Developer: Nihon Falcom
Publishers: Sega (JP), Working Designs (US)
Platform: Sega CD
Released in JP: April 1, 1994
Released in US: February 23, 1995


TextIcon.png This game has unused text.
DebugIcon.png This game has debugging material.
SoundtestIcon.png This game has a hidden sound test.
RegionIcon.png This game has regional differences.


Popful Mail for the Sega CD is a port/remake of Falcom's 1991 side-scrolling RPG for the PC-88. It would probably have remained Japan-exclusive had not Working Designs stepped in and given it a US release (and the less said of Sister Sonic, the better).

Working Designs also made sure that the word "biffed" remained strong in your memory. And made a few very small cosmetic changes. Just a few.

Text

The Japanese version of the game is peppered with various plaintext debug and error messages, e.g.

Not enough M-memory !
FILENAME is not defined
Illegal destination

in GM01.BIN.

Interestingly, most of these were commented out of the US version.

Test Mode

Popful Mail SCD Test Mode.png

At the main menu, select Quit Game and leave "No" highlighted at the confirmation prompt. Then press Left, Right, Left, Right, Left, Right, Right, Right, A. The Utilities menu will now contain a new Test Mode option featuring a sound test, voice test, and cutscene viewer.

(Source: GameFAQs)

In the Japanese version, the code is instead Left, Right, Left, Right, Right, A. Since the Utilities menu doesn't exist there, the Test Mode option is in the main menu.

(Source: http://kihaku01.web.fc2.com/md/mdura.html)

Crash Handler

PopfulCD crash.png

The game has a basic crash handler that dumps the main CPU's registers in the event that something goes wrong.

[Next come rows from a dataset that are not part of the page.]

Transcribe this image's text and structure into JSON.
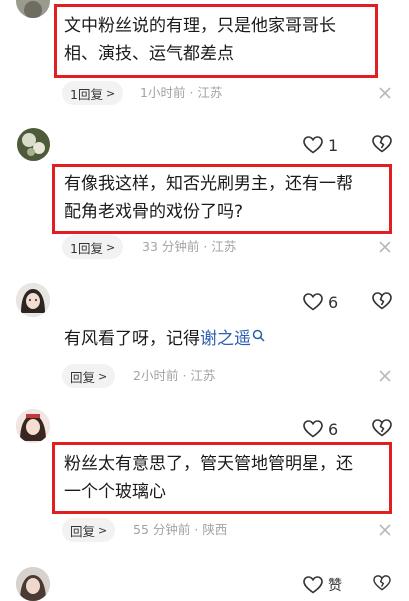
{
  "comments": [
    {
      "text_lines": [
        "文中粉丝说的有理，只是他家哥哥长",
        "相、演技、运气都差点"
      ],
      "reply_label": "1回复",
      "time": "1小时前",
      "location": "江苏"
    },
    {
      "likes": "1",
      "text_lines": [
        "有像我这样，知否光刷男主，还有一帮",
        "配角老戏骨的戏份了吗?"
      ],
      "reply_label": "1回复",
      "time": "33 分钟前",
      "location": "江苏"
    },
    {
      "likes": "6",
      "text_prefix": "有风看了呀，记得",
      "text_link": "谢之遥",
      "reply_label": "回复",
      "time": "2小时前",
      "location": "江苏"
    },
    {
      "likes": "6",
      "text_lines": [
        "粉丝太有意思了，管天管地管明星，还",
        "一个个玻璃心"
      ],
      "reply_label": "回复",
      "time": "55 分钟前",
      "location": "陕西"
    },
    {
      "likes": "赞"
    }
  ],
  "separator": "·",
  "colors": {
    "highlight": "#e02020",
    "meta": "#a3a3a3",
    "link": "#2b5fb0"
  },
  "icons": [
    "heart-icon",
    "broken-heart-icon",
    "close-icon",
    "search-icon",
    "chevron-right-icon"
  ]
}
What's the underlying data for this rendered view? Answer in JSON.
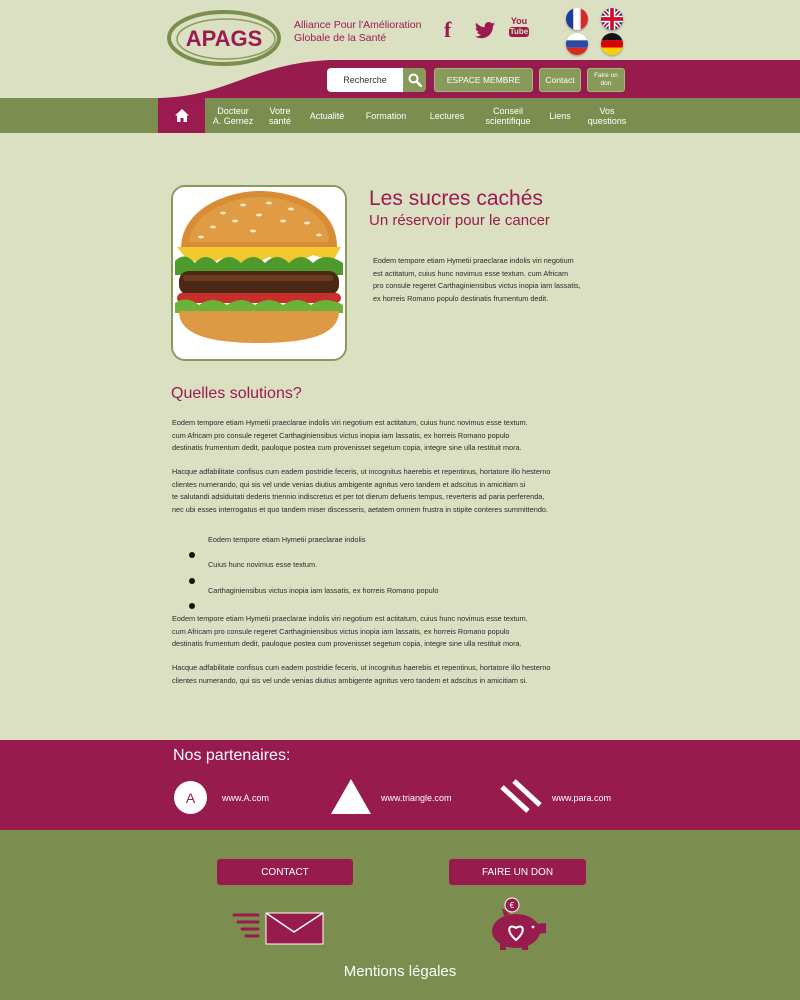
{
  "brand": {
    "logo_text": "APAGS",
    "tagline_line1": "Alliance Pour l'Amélioration",
    "tagline_line2": "Globale de la Santé"
  },
  "social": {
    "facebook": "f",
    "youtube_top": "You",
    "youtube_bottom": "Tube"
  },
  "header": {
    "search_placeholder": "Recherche",
    "member_label": "ESPACE MEMBRE",
    "contact_label": "Contact",
    "donate_line1": "Faire un",
    "donate_line2": "don"
  },
  "nav": {
    "items": [
      {
        "line1": "Docteur",
        "line2": "A. Gernez"
      },
      {
        "line1": "Votre",
        "line2": "santé"
      },
      {
        "line1": "Actualité",
        "line2": ""
      },
      {
        "line1": "Formation",
        "line2": ""
      },
      {
        "line1": "Lectures",
        "line2": ""
      },
      {
        "line1": "Conseil",
        "line2": "scientifique"
      },
      {
        "line1": "Liens",
        "line2": ""
      },
      {
        "line1": "Vos",
        "line2": "questions"
      }
    ]
  },
  "article": {
    "title": "Les sucres cachés",
    "subtitle": "Un réservoir pour le cancer",
    "intro": [
      "Eodem tempore etiam Hymetii praeclarae indolis viri negotium",
      "est actitatum, cuius hunc novimus esse textum. cum Africam",
      "pro consule regeret Carthaginiensibus victus inopia iam lassatis,",
      "ex horreis Romano populo destinatis frumentum dedit."
    ],
    "section_title": "Quelles solutions?",
    "para1": [
      "Eodem tempore etiam Hymetii praeclarae indolis viri negotium est actitatum, cuius hunc novimus esse textum.",
      "cum Africam pro consule regeret Carthaginiensibus victus inopia iam lassatis, ex horreis Romano populo",
      "destinatis frumentum dedit, pauloque postea cum provenisset segetum copia, integre sine ulla restituit mora."
    ],
    "para2": [
      "Hacque adfabilitate confisus cum eadem postridie feceris, ut incognitus haerebis et repentinus, hortatore illo hesterno",
      "clientes numerando, qui sis vel unde venias diutius ambigente agnitus vero tandem et adscitus in amicitiam si",
      "te salutandi adsiduitati dederis triennio indiscretus et per tot dierum defueris tempus, reverteris ad paria perferenda,",
      "nec ubi esses interrogatus et quo tandem miser discesseris, aetatem omnem frustra in stipite conteres summittendo."
    ],
    "bullets": [
      "Eodem tempore etiam Hymetii praeclarae indolis",
      "Cuius hunc novimus esse textum.",
      "Carthaginiensibus victus inopia iam lassatis, ex horreis Romano populo"
    ],
    "para3": [
      "Eodem tempore etiam Hymetii praeclarae indolis viri negotium est actitatum, cuius hunc novimus esse textum.",
      "cum Africam pro consule regeret Carthaginiensibus victus inopia iam lassatis, ex horreis Romano populo",
      "destinatis frumentum dedit, pauloque postea cum provenisset segetum copia, integre sine ulla restituit mora."
    ],
    "para4": [
      "Hacque adfabilitate confisus cum eadem postridie feceris, ut incognitus haerebis et repentinus, hortatore illo hesterno",
      "clientes numerando, qui sis vel unde venias diutius ambigente agnitus vero tandem et adscitus in amicitiam si."
    ]
  },
  "partners": {
    "title": "Nos partenaires:",
    "a_letter": "A",
    "a_url": "www.A.com",
    "triangle_url": "www.triangle.com",
    "para_url": "www.para.com"
  },
  "footer": {
    "contact_label": "CONTACT",
    "donate_label": "FAIRE UN DON",
    "coin_symbol": "€",
    "legal": "Mentions légales"
  },
  "colors": {
    "brand": "#9b1b51",
    "olive": "#7c8e4f",
    "background": "#dbe0c2"
  }
}
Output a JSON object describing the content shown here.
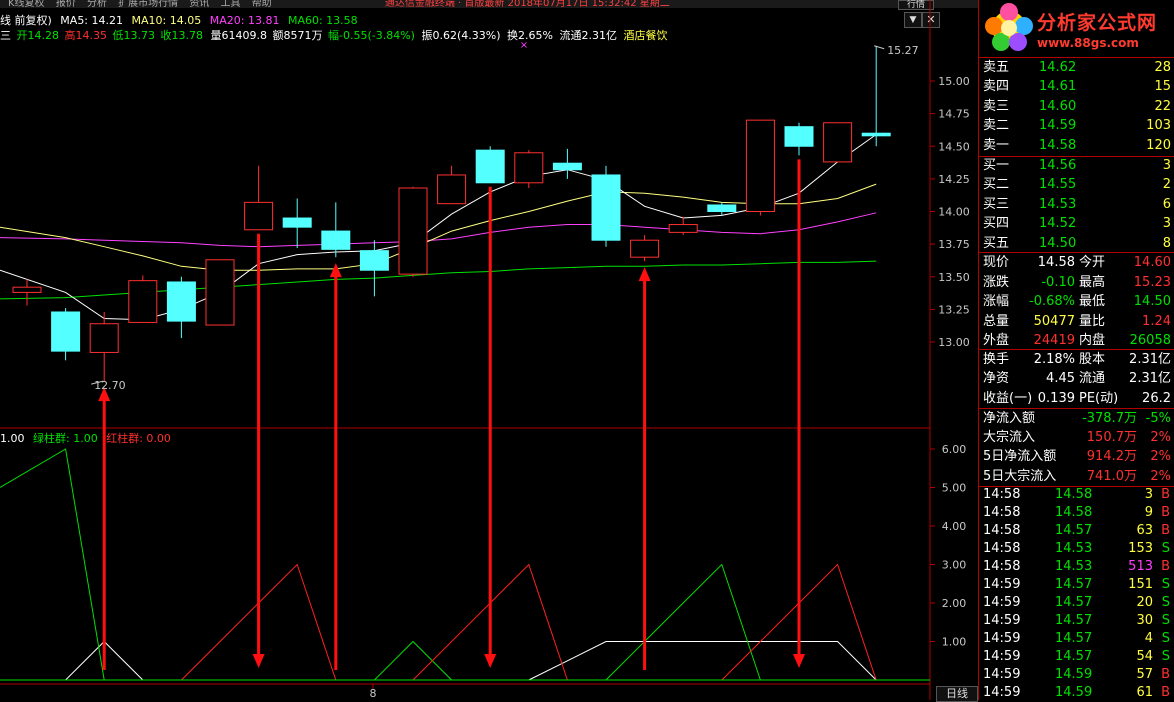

To see it, well, crash the game. In the Japanese version, overwriting byte 0x0C of GM00.BIN (which is at 0x11780C in an ISO) with 0xFF should make this show up after pressing Start at the title screen.

Regional Differences

It's that time again, folks: WORKING DESIGNS presents a Working Designs game performed by Working Designs featuring Working Designs developed by Falcom starring Working Designs. Lots of stuff got changed around for the US version, sometimes for good reason and sometimes decidedly not. Let's start with the more innocuous additions and work our way down.

Title Screen

The game's startup sequence was significantly altered for the US release.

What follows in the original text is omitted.